En revanche, à l’étranger, un dermatologue peut donner des conseils et parler de produits sans craindre d’encourir des mesures disciplinaires. Ainsi, alors qu'ailleurs le phénomène des fausses nouvelles peut au moins être endigué, en Italie les personnes qui recherchent des informations sur YouTube, Instagram ou TikTok sont à la merci d'influenceurs moins compétents et moins disposés à répondre à des questions de santé, pour le simple fait que le Le spécialiste, de par son rôle, ne peut pas en parler en dehors de la clinique. « Même sur des choses qui sont triviales pour nous – réitère Colli – comme les conseils sur les filtres solaires, il est tout à fait clair que citer uniquement les principes actifs ne rend pas un bon service au patient, mais il faut toujours s'arrêter à 'demander à votre médecin , au pharmacien », alors que bien souvent, dans un contexte réglementaire plus actuel, le conseil pourrait déjà être donné directement ».

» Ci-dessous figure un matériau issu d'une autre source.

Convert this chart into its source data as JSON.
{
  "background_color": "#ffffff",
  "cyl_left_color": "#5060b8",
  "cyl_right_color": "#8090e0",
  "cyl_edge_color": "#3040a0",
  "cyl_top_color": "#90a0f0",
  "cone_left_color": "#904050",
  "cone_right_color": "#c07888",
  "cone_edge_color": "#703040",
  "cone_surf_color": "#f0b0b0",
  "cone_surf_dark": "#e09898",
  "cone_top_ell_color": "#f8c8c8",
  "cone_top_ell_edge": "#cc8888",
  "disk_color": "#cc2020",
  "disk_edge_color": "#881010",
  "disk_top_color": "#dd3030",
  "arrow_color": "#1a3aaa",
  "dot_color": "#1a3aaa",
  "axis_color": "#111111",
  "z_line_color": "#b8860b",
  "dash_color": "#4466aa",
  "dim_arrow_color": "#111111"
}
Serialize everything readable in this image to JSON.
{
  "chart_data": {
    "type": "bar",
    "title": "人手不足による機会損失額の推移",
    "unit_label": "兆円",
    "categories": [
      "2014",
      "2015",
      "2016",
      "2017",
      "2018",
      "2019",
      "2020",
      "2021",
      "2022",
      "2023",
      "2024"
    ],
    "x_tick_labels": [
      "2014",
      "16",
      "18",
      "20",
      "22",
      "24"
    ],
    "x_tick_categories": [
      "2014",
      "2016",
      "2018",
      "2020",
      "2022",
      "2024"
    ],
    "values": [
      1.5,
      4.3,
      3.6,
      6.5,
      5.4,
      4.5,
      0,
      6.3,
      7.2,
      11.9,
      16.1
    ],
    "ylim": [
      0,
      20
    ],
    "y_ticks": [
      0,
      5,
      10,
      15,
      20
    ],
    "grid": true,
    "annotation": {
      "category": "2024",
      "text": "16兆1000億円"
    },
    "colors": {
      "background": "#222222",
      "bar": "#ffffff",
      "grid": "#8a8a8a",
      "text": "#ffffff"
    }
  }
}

Concrètement, souligne le dermatologue Luciano Galotta, « on ne peut jamais dire quel est le nom commercial d'un produit que nous utilisons. L'utilisateur typique des réseaux sociaux va donc chercher d'autres personnalités qui donnent ce conseil et nous nous retrouvons donc mis au même niveau ». sinon en dessous, que des gens qui, sous-payés, parlent de produits avec moins de connaissances ».

Les gommages sont un peu serrés pour les dermatologues-influenceurs car, au final, ils sont obligés de le porter même dans leur profil personnel, mais les spécialistes de 2024 tiennent à souligner qu'ils ne sont pas que des médecins. « Le problème est que des directives comportementales 'obsolètes' ou un manque d'information sur la manière de communiquer avec l'extérieur – résume Giovanni Menchini, président d'Aida – conduisent alors à une information incorrecte et à une mauvaise proximité avec le patient ». Avec des conséquences négatives « non seulement pour le patient, mais aussi pour sa figure professionnelle ». C’est pourquoi les spécialistes travaillent à développer un contexte réglementaire adéquat pour que les réseaux sociaux constituent une opportunité supplémentaire en matière de santé. « Combien de fois – conclut Colli – nos partisans nous remercient du fond du cœur d'avoir pu réaliser une prévention précoce », mais on pourrait faire plus. Les dermatologues y travaillent.